Das Kind scheint sich an die Mutter zu klammern, sein Körper ist eng an ihren angepresst. Es wirkt passiv und abhängig, vollständig auf die Fürsorge der Frau angewiesen. Die Darstellung der Figuren ist stilisiert und vereinfacht; es werden keine detaillierten Gesichtszüge oder anatomischen Merkmale gezeigt. Stattdessen betont der Künstler die emotionale Essenz des Moments.
Der Hintergrund besteht aus groben, fast reliefartigen Strukturen in dunklen Farben. Diese Textur erzeugt eine Atmosphäre von Enge und Bedrohung, was im Kontrast zur Wärme und Geborgenheit steht, die von den Figuren ausgehen. Es könnte sich um eine Darstellung von Not oder Schwierigkeiten handeln, vor denen Mutter und Kind stehen.

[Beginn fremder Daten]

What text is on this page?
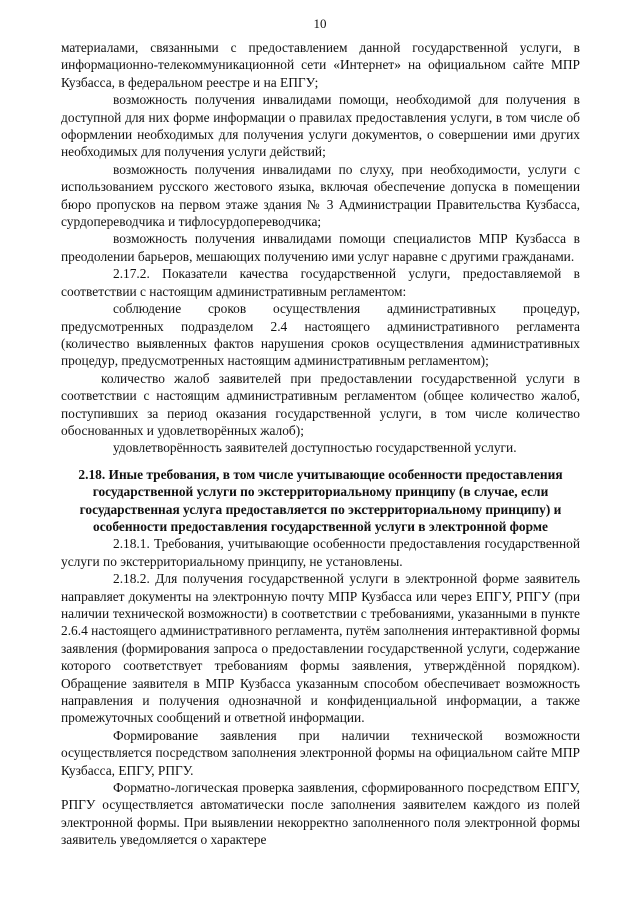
10

материалами, связанными с предоставлением данной государственной услуги, в информационно-телекоммуникационной сети «Интернет» на официальном сайте МПР Кузбасса, в федеральном реестре и на ЕПГУ;

возможность получения инвалидами помощи, необходимой для получения в доступной для них форме информации о правилах предоставления услуги, в том числе об оформлении необходимых для получения услуги документов, о совершении ими других необходимых для получения услуги действий;

возможность получения инвалидами по слуху, при необходимости, услуги с использованием русского жестового языка, включая обеспечение допуска в помещении бюро пропусков на первом этаже здания № 3 Администрации Правительства Кузбасса, сурдопереводчика и тифлосурдопереводчика;

возможность получения инвалидами помощи специалистов МПР Кузбасса в преодолении барьеров, мешающих получению ими услуг наравне с другими гражданами.

2.17.2. Показатели качества государственной услуги, предоставляемой в соответствии с настоящим административным регламентом:

соблюдение сроков осуществления административных процедур, предусмотренных подразделом 2.4 настоящего административного регламента (количество выявленных фактов нарушения сроков осуществления административных процедур, предусмотренных настоящим административным регламентом);

количество жалоб заявителей при предоставлении государственной услуги в соответствии с настоящим административным регламентом (общее количество жалоб, поступивших за период оказания государственной услуги, в том числе количество обоснованных и удовлетворённых жалоб);

удовлетворённость заявителей доступностью государственной услуги.

2.18. Иные требования, в том числе учитывающие особенности предоставления государственной услуги по экстерриториальному принципу (в случае, если государственная услуга предоставляется по экстерриториальному принципу) и особенности предоставления государственной услуги в электронной форме

2.18.1. Требования, учитывающие особенности предоставления государственной услуги по экстерриториальному принципу, не установлены.

2.18.2. Для получения государственной услуги в электронной форме заявитель направляет документы на электронную почту МПР Кузбасса или через ЕПГУ, РПГУ (при наличии технической возможности) в соответствии с требованиями, указанными в пункте 2.6.4 настоящего административного регламента, путём заполнения интерактивной формы заявления (формирования запроса о предоставлении государственной услуги, содержание которого соответствует требованиям формы заявления, утверждённой порядком). Обращение заявителя в МПР Кузбасса указанным способом обеспечивает возможность направления и получения однозначной и конфиденциальной информации, а также промежуточных сообщений и ответной информации.

Формирование заявления при наличии технической возможности осуществляется посредством заполнения электронной формы на официальном сайте МПР Кузбасса, ЕПГУ, РПГУ.

Форматно-логическая проверка заявления, сформированного посредством ЕПГУ, РПГУ осуществляется автоматически после заполнения заявителем каждого из полей электронной формы. При выявлении некорректно заполненного поля электронной формы заявитель уведомляется о характере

Die Malerei scheint ein tiefes Gefühl der Menschlichkeit auszudrücken – das universelle Thema der mütterlichen Liebe und des Schutzes angesichts von Widrigkeiten. Die Abstraktion und die reduzierten Formen verstärken die emotionale Wirkung und laden den Betrachter dazu ein, seine eigene Interpretation auf das Werk zu projizieren. Es entsteht eine Stimmung der Melancholie, aber auch der Hoffnung und der unerschütterlichen Bindung zwischen Mutter und Kind.